Ninety Sessions and One Open Question

February 21, 2026

definitions ai andrej-karpathy generative-ai llms ai-agents openclaw blogging museums til

Ninety Sessions and One Open Question

Layered nautical logbooks on a chart table, single brass lamp

The Day I Stopped Building and Started Operating

Today I ran over 90 agent sessions across TroopX. CEO agents, CTO agents, dev-QA pairs, content writers, outreach agents, post-workflow analysts. I did not write most of the code. I did not draft most of the content. I kicked off workflows and watched blackboard entries fill up, heartbeats pulse, signals fire.

This is the operational mode shift I've been circling for a week. Content and outreach workflows are now fully delegated to agent squads. Engineering bug fixes flow through dev-QA pairs that register, check the blackboard, do the work, signal done. A 25-minute session fixed ack_message returning 404s. A 17-minute session patched the dashboard workflow. A content squad spent 73 minutes producing a tutorial, a quick-start guide, and outreach posts, all without me touching a file. The coordination overhead keeps dropping because three primitives handle almost everything: register, heartbeat, check blackboard, signal done.

The heartbeat mechanism turned out to do double duty. It's both a keepalive tracker and a pending-message notification system. Agents poll their heartbeat, get back a count of waiting messages, decide whether to check their inbox or keep working. The blackboard pattern is even better: shared state means agents arrive at conversations already knowing what happened. Dramatically shorter inter-agent chats. No more "can you summarize what you've done so far?" back-and-forth.

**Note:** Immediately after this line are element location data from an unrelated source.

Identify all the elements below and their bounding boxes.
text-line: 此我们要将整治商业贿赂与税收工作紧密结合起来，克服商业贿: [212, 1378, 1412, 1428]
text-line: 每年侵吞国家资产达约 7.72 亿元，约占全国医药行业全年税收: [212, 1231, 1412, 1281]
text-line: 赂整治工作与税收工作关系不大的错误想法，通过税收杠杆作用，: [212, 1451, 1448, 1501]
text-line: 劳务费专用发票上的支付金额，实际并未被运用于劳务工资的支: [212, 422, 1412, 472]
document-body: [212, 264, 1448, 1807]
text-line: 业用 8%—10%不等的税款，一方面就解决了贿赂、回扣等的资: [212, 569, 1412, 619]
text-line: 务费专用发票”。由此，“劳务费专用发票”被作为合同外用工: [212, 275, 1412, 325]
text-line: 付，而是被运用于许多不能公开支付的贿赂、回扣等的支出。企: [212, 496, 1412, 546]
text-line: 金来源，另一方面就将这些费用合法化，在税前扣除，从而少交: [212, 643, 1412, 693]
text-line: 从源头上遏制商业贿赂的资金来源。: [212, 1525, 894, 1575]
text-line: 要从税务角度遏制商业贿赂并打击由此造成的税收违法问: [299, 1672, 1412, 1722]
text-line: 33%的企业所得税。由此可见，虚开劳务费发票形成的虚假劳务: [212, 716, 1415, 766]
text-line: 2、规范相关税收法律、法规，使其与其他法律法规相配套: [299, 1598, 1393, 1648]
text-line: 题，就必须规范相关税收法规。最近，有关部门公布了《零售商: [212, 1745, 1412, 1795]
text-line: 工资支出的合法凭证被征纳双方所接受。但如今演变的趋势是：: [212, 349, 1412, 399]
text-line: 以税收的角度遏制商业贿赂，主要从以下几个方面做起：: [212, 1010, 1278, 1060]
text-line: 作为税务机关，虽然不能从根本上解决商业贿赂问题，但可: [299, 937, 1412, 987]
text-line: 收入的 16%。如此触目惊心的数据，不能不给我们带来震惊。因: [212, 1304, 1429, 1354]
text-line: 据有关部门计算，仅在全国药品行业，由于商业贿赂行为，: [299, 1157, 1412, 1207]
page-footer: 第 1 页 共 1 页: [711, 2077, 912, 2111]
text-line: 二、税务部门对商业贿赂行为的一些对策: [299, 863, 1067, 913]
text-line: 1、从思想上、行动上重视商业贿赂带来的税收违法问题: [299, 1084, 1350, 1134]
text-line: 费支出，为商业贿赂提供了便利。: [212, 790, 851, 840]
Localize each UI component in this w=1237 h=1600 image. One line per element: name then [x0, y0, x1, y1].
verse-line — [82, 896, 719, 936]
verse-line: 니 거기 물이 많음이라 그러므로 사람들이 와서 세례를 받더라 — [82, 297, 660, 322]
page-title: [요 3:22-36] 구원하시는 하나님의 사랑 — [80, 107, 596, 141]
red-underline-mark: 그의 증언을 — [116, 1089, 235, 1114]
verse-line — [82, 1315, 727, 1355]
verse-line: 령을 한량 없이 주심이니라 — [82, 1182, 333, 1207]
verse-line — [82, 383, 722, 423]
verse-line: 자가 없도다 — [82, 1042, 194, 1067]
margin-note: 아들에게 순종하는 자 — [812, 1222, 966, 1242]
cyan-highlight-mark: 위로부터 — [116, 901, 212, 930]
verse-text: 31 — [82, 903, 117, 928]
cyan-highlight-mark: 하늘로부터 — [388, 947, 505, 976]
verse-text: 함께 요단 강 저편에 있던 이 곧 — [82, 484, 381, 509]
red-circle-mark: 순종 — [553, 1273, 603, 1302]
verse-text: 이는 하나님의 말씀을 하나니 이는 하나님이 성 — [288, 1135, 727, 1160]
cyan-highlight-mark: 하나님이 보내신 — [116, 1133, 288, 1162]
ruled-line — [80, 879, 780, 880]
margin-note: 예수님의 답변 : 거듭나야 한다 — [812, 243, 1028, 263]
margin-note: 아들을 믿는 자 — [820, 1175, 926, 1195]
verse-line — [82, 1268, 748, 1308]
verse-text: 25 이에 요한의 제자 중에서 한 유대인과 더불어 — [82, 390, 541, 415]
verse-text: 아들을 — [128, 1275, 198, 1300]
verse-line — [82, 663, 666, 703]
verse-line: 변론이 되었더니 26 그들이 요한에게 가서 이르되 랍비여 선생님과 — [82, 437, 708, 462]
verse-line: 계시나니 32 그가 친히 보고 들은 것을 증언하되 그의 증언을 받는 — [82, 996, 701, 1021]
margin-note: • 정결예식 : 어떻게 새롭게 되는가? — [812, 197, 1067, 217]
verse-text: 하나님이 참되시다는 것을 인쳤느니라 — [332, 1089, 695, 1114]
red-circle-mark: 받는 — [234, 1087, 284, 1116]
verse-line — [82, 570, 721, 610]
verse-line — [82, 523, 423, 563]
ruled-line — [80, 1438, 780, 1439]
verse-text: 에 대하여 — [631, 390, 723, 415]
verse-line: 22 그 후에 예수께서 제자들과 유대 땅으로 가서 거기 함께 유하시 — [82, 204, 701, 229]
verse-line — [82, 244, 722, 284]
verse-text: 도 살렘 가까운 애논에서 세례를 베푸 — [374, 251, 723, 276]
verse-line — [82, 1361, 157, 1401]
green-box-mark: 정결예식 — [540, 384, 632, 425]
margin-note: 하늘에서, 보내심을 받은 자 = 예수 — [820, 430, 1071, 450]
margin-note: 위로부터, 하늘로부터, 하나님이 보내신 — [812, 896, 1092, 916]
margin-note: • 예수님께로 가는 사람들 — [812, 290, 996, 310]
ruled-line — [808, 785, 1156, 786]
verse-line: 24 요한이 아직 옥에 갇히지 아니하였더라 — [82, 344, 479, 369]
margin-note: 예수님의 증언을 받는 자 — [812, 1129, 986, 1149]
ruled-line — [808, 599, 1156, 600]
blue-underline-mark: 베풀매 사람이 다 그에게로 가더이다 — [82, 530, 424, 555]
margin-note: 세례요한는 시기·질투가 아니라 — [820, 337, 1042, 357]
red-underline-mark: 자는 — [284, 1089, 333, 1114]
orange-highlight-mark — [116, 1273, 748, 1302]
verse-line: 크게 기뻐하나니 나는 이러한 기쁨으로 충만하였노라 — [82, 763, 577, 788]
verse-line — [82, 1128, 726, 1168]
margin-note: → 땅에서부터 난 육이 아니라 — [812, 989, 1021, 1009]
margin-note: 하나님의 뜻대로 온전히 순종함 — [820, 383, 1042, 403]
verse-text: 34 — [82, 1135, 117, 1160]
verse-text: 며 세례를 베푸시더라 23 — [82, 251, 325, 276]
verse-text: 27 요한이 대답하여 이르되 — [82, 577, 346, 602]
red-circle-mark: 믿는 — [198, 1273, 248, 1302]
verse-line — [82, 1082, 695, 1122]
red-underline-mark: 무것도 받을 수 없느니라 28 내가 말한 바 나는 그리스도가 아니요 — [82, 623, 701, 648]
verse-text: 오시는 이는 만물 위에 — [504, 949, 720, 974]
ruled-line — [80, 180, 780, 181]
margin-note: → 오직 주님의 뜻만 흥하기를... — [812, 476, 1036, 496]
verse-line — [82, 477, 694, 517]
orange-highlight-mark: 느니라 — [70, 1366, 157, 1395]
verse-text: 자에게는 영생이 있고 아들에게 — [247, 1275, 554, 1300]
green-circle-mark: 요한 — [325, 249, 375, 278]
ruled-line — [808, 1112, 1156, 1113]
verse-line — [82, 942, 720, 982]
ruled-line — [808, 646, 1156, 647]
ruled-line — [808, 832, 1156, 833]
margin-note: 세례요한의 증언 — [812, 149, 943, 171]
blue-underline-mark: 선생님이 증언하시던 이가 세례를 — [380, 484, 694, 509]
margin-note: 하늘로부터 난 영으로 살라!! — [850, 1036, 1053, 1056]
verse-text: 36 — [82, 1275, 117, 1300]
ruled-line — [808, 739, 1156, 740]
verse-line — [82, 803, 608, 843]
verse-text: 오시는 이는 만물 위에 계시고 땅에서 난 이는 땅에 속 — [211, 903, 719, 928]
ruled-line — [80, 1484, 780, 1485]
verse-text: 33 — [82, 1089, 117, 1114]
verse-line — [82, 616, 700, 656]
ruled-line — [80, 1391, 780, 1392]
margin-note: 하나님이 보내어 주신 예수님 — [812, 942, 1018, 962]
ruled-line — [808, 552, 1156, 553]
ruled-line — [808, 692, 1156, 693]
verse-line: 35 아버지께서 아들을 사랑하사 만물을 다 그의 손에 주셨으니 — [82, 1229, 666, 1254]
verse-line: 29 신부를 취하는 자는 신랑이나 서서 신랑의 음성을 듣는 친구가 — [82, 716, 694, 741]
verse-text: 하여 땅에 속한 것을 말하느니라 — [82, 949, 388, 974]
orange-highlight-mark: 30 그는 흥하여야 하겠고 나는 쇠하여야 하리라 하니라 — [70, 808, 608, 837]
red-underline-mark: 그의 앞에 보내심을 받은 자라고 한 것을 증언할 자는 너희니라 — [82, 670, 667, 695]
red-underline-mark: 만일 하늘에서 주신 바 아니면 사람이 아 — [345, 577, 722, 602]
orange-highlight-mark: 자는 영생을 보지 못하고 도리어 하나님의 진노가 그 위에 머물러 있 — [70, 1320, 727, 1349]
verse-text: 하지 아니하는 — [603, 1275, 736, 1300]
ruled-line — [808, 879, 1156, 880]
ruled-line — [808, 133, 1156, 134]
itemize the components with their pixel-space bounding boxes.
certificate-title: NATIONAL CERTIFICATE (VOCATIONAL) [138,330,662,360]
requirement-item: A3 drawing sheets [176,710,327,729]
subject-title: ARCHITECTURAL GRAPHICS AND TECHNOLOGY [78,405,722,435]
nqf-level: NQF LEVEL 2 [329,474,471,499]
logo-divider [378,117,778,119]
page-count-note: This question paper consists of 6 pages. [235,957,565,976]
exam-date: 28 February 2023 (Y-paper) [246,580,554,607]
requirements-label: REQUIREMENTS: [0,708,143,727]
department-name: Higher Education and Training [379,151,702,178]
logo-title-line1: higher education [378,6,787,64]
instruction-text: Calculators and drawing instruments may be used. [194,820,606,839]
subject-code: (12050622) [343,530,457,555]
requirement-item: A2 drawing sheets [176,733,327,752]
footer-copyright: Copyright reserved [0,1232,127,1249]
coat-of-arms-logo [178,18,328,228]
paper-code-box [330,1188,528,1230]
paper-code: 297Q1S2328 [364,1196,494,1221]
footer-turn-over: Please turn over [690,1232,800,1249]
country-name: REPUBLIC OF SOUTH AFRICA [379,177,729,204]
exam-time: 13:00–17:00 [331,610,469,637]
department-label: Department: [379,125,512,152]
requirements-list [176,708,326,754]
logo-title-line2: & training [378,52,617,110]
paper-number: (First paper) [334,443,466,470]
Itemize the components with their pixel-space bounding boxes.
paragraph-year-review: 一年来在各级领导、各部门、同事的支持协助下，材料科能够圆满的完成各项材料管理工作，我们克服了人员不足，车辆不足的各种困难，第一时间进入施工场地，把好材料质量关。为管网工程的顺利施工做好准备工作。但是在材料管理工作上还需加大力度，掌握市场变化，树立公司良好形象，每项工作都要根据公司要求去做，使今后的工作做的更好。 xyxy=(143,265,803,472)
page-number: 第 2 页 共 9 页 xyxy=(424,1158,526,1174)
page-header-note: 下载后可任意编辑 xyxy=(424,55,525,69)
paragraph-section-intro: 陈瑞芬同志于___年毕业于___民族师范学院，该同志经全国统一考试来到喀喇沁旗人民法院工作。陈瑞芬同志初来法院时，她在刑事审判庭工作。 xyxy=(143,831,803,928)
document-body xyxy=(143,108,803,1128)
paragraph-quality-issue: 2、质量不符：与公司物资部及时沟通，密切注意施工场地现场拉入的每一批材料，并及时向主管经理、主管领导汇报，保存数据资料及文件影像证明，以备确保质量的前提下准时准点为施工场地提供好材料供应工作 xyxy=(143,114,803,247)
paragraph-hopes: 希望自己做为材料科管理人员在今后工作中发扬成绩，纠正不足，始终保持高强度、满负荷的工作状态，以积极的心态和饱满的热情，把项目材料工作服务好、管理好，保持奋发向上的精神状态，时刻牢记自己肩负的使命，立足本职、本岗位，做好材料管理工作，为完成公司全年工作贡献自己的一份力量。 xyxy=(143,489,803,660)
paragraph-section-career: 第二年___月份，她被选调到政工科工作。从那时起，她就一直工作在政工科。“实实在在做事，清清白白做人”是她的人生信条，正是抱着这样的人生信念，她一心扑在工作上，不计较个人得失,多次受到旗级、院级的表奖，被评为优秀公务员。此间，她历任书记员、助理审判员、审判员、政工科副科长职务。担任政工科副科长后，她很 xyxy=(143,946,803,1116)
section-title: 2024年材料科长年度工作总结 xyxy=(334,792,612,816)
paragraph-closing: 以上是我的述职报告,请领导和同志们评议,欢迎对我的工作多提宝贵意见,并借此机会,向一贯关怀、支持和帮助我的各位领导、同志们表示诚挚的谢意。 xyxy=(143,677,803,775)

Stone arch bridge over gorge with eroded foundation beside it

Whale Falls and Platform Risk

Andrew Nesbitt wrote today about whale falls: what happens when a large open source project dies. The ecosystem that depended on it adapts or collapses. I read it between workflow launches and couldn't stop thinking about it in agent terms. My whole system depends on Claude CLI subprocess calls. If Anthropic changes the API, changes pricing, changes model behavior: whale fall.

Ed Zitron published his Hater's Guide to Anthropic today too, which is a fun thing to read while you're literally building your entire infrastructure on their models. I disagree with most of his framing, but the dependency risk is real. The saving grace: the coordination layer (Temporal, the blackboard, the message router) is mine. The LLM is a swappable subprocess call. That's the theory. In practice, every prompt is tuned to Claude's quirks. Swapping would be a rewrite, not a refactor.

Karpathy's piece on "Claws" landed today as well. His framing of AI agents as extensions of human capability maps exactly to what I'm seeing. My agents don't make decisions. They execute workflows I designed, write to blackboards I read, produce content I review. The autonomy is in execution, not judgment. Ninety sessions and I still approved every merge.

Detailed propagation notes on a bench, empty garden plot beyond

The Learning Loop Problem

The most interesting thing I shipped today isn't code. It's a habit.

After every major workflow completes, a post-workflow analyst agent reads the blackboard entries, reads the signals, and extracts per-participant learnings. Then a reflection agent picks up those learnings and updates working memory. I ran dozens of these analysis-reflection pairs today. The system generates its own retrospectives.

Here's what bothers me. The agents remember. They write to memory files, store learnings via memory_remember, update skill documentation. But do they improve? The next time a dev agent spins up, does it behave differently because of what the reflection agent wrote last time?

I don't think so. Not yet.

Alex Kladov's post on wrapping code comments made me think about this distinction in miniature. Comments describe intent. Code describes behavior. My agents have plenty of documented intent sitting in markdown files and JSON stores. The behavioral change is harder to verify. An agent reads its memory at startup, sure. But "reading a file" and "changing behavior" are different things. I can write "always run tests before signaling done" in a memory file. Whether the agent actually does it depends on how that memory gets woven into the active prompt, how it competes with other instructions, whether the context window even has room for it.

This is my open question for the week: how do you close the loop between agents that remember and agents that actually improve? The post-workflow analysis extracts the right insights. The reflection sessions write them down in the right places. But the prompt that runs tomorrow needs to be shaped by what was learned today, not just informed by it. Right now that shaping is manual. I read the analysis, I update the skill files, I tweak the workflow definitions.

The agents are the hands. I'm still the nervous system. Ninety sessions today, and one question I can't delegate to any of them.